This is an unfinished tale. About a year ago I did an analysis for human nutrition. I am not going into what the topic of the paper is as it has not been published. I am going to try and make sense of a reviewers comments.
Lets get this clear, normally reviewers comments are useful, they strengthen a paper and get it stronger. The problem is that I can't relate the reviewers comments to the analysis. He talks of omnibus tests and then comparisons within them. I did no omnibus tests! I have been through the output several times and they do not exist.
So I am now trying to find what he is talking about. This means sorting through the differences between what I have written in the report, what has been lifted for the paper and what the reviewers comments are. Somewhere in between the three is something I am not getting and I have not been able to place it. Until it is placed I can't deal with what I need to in the analysis.
At present I suspect that the reviewer has seen the raw data and worked out the chi-squared for that, then has gone to the paper and assumed that the chi-squared quoted is from that when in actual fact it is the chi-squared for the adjusted logistic regression.
The alternative is that they have assumed that something is groups when in actual fact they are present and absences. There are two different ways of coding for different traits. If the traits are mutually exclusive you can code them within one variable with each trait being given a different coding category. So for instance if you had favourite colour you might have the options: red, blue, green, yellow, pink, purple, brown and black. You still might get the awkward respondent who said "orange" but that is another category. As you have asked for favourite you do not get the answer "red and blue". However if you as the question "what colour crayons do you have?" then the answer "red and blue" is totally sensible. In other words having a red crayon does not exclude someone from having a blue crayon. So they ate not mutually exclusive categories.
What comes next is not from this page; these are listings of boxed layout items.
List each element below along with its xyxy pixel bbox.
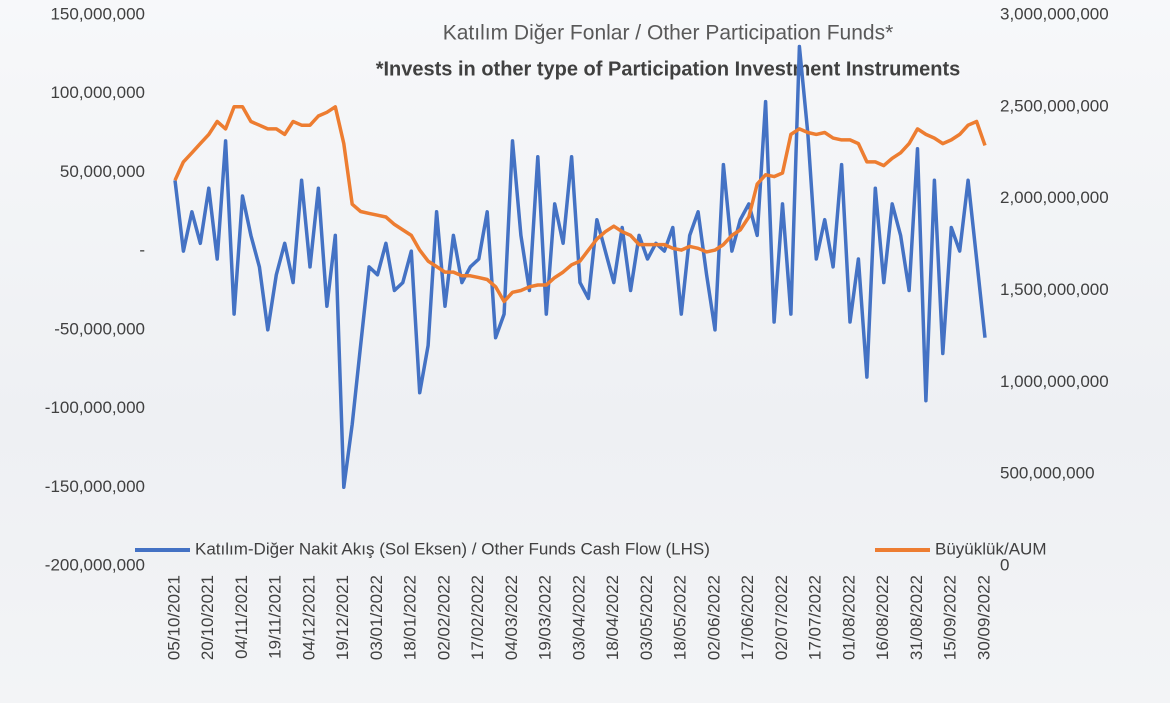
y2-tick-label: 2,000,000,000 xyxy=(1000,188,1109,207)
x-tick-label: 17/06/2022 xyxy=(738,575,757,660)
x-tick-label: 30/09/2022 xyxy=(974,575,993,660)
y2-tick-label: 3,000,000,000 xyxy=(1000,4,1109,23)
x-tick-label: 04/11/2021 xyxy=(232,575,251,659)
y-tick-label: -100,000,000 xyxy=(45,398,145,417)
x-tick-label: 20/10/2021 xyxy=(198,575,217,660)
x-tick-label: 01/08/2022 xyxy=(839,575,858,660)
y-tick-label: -50,000,000 xyxy=(54,319,145,338)
x-tick-label: 18/05/2022 xyxy=(671,575,690,660)
series-line xyxy=(173,105,987,304)
x-tick-label: 18/04/2022 xyxy=(603,575,622,660)
x-tick-label: 02/07/2022 xyxy=(772,575,791,660)
y2-tick-label: 2,500,000,000 xyxy=(1000,96,1109,115)
x-tick-label: 19/12/2021 xyxy=(333,575,352,660)
y-tick-label: 100,000,000 xyxy=(50,83,145,102)
y2-tick-label: 1,000,000,000 xyxy=(1000,372,1109,391)
y-tick-label: - xyxy=(139,241,145,260)
x-tick-label: 02/02/2022 xyxy=(434,575,453,660)
legend-label: Büyüklük/AUM xyxy=(935,539,1046,558)
x-tick-label: 04/12/2021 xyxy=(299,575,318,660)
y2-tick-label: 1,500,000,000 xyxy=(1000,280,1109,299)
x-tick-label: 04/03/2022 xyxy=(502,575,521,660)
x-tick-label: 17/02/2022 xyxy=(468,575,487,660)
x-tick-label: 18/01/2022 xyxy=(401,575,420,660)
chart-subtitle: *Invests in other type of Participation … xyxy=(376,58,961,80)
x-tick-label: 31/08/2022 xyxy=(907,575,926,660)
x-tick-label: 03/04/2022 xyxy=(569,575,588,660)
y-tick-label: 150,000,000 xyxy=(50,4,145,23)
y2-tick-label: 500,000,000 xyxy=(1000,464,1095,483)
y-tick-label: -150,000,000 xyxy=(45,477,145,496)
series-line xyxy=(173,44,987,490)
x-tick-label: 15/09/2022 xyxy=(941,575,960,660)
legend-label: Katılım-Diğer Nakit Akış (Sol Eksen) / O… xyxy=(195,539,710,558)
x-tick-label: 19/11/2021 xyxy=(266,575,285,659)
chart-title: Katılım Diğer Fonlar / Other Participati… xyxy=(443,22,894,45)
x-tick-label: 03/01/2022 xyxy=(367,575,386,660)
x-tick-label: 19/03/2022 xyxy=(536,575,555,660)
x-tick-label: 17/07/2022 xyxy=(806,575,825,660)
x-tick-label: 03/05/2022 xyxy=(637,575,656,660)
x-tick-label: 16/08/2022 xyxy=(873,575,892,660)
y-tick-label: -200,000,000 xyxy=(45,555,145,574)
x-tick-label: 05/10/2021 xyxy=(164,575,183,660)
y-tick-label: 50,000,000 xyxy=(60,162,145,181)
x-tick-label: 02/06/2022 xyxy=(704,575,723,660)
y2-tick-label: 0 xyxy=(1000,555,1009,574)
Now when you have mutually exclusive categories you get omnibus tests. When you do not have exclusive categories you do not. Now I can not recall any mutually exclusive categories, all categories could be present or absent in any individual. Indeed I created a category in one part that specifically counted up the number of different categories of other variables that each individual had and split it between those that had only one and those that had multiple. There were about eight different characteristics. That means an omnibus test for every possible category would have 28-1 or 255 different combinations which implies an omnibus test would have 255 different levels.
No thanks.
Oh well maybe my brain will be clearer on Monday and I can find out what is actually going on. That or I am going to ask the prof if the reviewer would mind making their comments clearer.